LINUX.ORG.RU
ФорумAdmin

Вопрос по маршрутизации в Linux


0

2

Я тут пытаюсь создать VPN соеденение.

Офис - за NAT-ом на Cisco
VPN-Сервер на Linux и racoon

Все соеденение с интернетом должно идти так:

NAT-> Cisco ASA-> VPN Over Internet -> Linux сервер (в другой стране)->Интернет

правильно ли я понимаю, что после настройки racoon-a, мне нужно настроить маршрутизацию, и достаточно ли сделать так:

route add X.X.X.X dev eth1

Где X.X.X.X - внешный ip циски.

//Простите за уровень вопроса, я совсем нуб ;)
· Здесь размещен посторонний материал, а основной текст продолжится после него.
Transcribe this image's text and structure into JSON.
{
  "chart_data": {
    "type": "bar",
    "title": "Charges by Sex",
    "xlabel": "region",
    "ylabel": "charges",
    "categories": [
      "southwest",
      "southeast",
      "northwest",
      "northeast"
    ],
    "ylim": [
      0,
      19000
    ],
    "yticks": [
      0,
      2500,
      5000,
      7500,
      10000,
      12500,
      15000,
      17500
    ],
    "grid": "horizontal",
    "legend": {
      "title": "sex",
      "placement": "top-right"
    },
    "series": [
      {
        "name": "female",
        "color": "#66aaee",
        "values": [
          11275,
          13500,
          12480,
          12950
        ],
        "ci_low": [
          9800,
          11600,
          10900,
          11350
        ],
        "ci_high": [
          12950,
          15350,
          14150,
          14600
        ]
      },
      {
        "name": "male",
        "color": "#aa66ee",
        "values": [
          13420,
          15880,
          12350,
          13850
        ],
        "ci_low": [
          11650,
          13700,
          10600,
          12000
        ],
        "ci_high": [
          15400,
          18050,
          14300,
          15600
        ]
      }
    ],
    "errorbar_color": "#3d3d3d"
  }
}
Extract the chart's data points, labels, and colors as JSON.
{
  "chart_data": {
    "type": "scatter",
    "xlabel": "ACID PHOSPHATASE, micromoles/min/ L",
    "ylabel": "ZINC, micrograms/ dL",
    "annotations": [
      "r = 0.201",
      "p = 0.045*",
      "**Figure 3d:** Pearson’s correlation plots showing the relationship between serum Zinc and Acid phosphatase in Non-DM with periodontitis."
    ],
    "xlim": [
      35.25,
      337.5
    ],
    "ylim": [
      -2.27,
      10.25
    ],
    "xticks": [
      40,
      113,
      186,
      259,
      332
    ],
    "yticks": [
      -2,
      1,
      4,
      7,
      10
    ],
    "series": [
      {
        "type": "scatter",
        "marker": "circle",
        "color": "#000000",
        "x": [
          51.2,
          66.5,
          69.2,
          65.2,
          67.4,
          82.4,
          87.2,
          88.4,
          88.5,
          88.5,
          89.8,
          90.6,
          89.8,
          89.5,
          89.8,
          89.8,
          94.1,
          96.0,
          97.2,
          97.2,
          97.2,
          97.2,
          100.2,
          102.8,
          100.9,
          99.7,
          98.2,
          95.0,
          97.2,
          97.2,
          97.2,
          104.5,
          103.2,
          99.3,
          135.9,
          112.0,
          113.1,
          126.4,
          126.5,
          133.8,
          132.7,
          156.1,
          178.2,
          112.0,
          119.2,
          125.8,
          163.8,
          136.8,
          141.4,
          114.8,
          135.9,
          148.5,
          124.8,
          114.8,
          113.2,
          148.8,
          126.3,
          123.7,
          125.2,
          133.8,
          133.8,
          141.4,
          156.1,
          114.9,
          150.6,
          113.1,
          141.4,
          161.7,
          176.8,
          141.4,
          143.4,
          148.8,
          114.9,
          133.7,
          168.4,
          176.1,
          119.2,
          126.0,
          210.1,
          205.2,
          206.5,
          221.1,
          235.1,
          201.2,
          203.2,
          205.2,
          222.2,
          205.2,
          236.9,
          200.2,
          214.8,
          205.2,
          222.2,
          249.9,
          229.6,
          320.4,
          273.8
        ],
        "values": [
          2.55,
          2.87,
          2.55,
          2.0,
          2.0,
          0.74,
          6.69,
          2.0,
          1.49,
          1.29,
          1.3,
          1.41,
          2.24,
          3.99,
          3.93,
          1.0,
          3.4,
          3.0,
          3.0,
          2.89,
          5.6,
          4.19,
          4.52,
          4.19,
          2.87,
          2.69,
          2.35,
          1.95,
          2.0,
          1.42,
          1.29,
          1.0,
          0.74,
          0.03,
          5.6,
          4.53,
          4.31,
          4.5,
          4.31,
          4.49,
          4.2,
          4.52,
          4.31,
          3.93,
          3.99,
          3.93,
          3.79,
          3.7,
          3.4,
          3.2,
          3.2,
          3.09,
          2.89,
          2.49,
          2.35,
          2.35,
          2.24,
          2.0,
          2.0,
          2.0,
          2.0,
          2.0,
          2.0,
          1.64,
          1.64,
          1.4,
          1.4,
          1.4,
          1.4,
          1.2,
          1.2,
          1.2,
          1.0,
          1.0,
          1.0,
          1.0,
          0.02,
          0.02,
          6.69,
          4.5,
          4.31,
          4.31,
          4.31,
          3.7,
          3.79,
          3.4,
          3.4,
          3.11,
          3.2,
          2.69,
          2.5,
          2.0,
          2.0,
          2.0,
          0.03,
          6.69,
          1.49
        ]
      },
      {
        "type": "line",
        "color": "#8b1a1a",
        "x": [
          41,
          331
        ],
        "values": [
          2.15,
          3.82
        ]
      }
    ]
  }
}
Последнее исправление: Rimbaud (всего исправлений: 2)

попробуй vpnc он нормально отрабатывает, юзаем в продакшене ( есть еще какое то расширение cisco vpn на tcp его он не умеет).

pinachet ★★★★★
()

Если у вас там RHEL 6 или его клоны, то там нет racoon, там opepswan. Это я к том, что выбор от части определяется дистрибутивом.

А по поводу написания маршрута я вобще не понял. Где вы его собрались прописывать? Заворачивание трафика в ipsec тунель определяется политиками ipsec (команда ip xfrm pol show).

mky ★★★★★
()
Ответ на: комментарий от mky

Если у вас там RHEL 6 или его клоны, то там нет racoon, там opepswan. Это я к том, что выбор от части определяется дистрибутивом.

Спасибо, не знал. У меня debian-based, там есть и openswan и racoon — какой посоветуйте?

А по поводу написания маршрута я вобще не понял. Где вы его собрались прописывать? Заворачивание трафика в ipsec тунель определяется политиками ipsec (команда ip xfrm pol show).

т.е. грубо говоря на Linux-е мне не надо ничего кроме racoon/openswan настроивать?

Rimbaud
() автор топика
Ответ на: комментарий от unfo

GRE? Зачем? У меня же за линуксом нет другой подсети

Rimbaud
() автор топика
Ответ на: комментарий от Rimbaud

Советую openswan, по личным предпочтениям.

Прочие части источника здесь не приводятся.